The present invention therefore provides for the
administration of the agent deoxypeganine to treat such
disorders which have been caused by the use as intended or
abuse of the aforementioned substances. The same applies to
intoxication by the environmental poisons mentioned.
It is also known that the side effects mentioned can be
caused not only by use or abuse of psychotropic substances
but also as a result of single, multiple or chronic
administration of other medicaments. The use according to
the invention of deoxypeganine therefore also extends to
the treatment of symptoms or side effects caused in this
way.
Cerebral disturbances or psychiatric symptoms, e.g. memory
loss or cognitive disturbances, are also observed in the
people affected by acute poisoning (e.g. chemical
accidents) and in chronic exposure to poisons (e.g.

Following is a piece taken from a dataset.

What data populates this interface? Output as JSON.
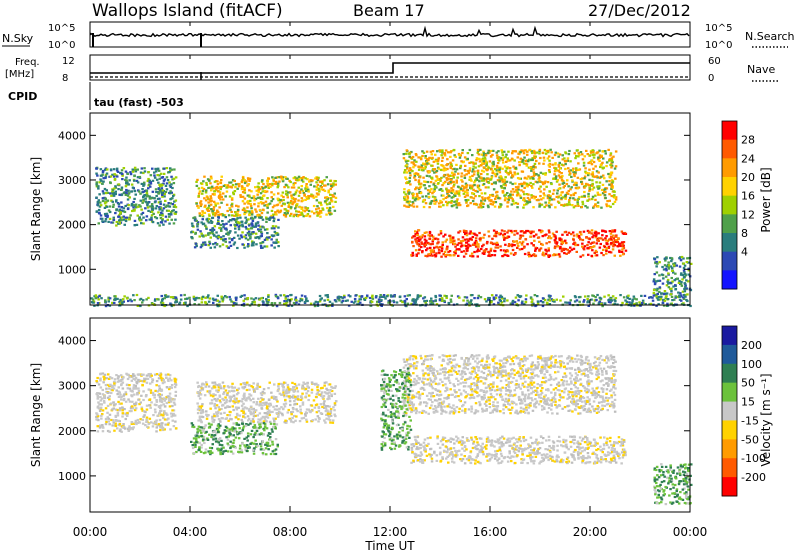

environmental poisons such as wood preservatives, PCB,
dioxins, furans, pentachlorophenol, mercury compounds and
bromine compounds, mercury, amalgams, chlorinated
hydrocarbons, halogenated biphenyls, tributyltin, wood
preservatives, etc.). The use according to the invention of
deoxypeganine therefore also extends to the treatment of
people who have been adversely affected by exposure to
poisons in the aforementioned way.
Finally, the present application also proposes the
administration of deoxypeganine in the abovementioned cases
to other vertebrates, in particular to mammals, suffering
from the symptoms or disturbances described above.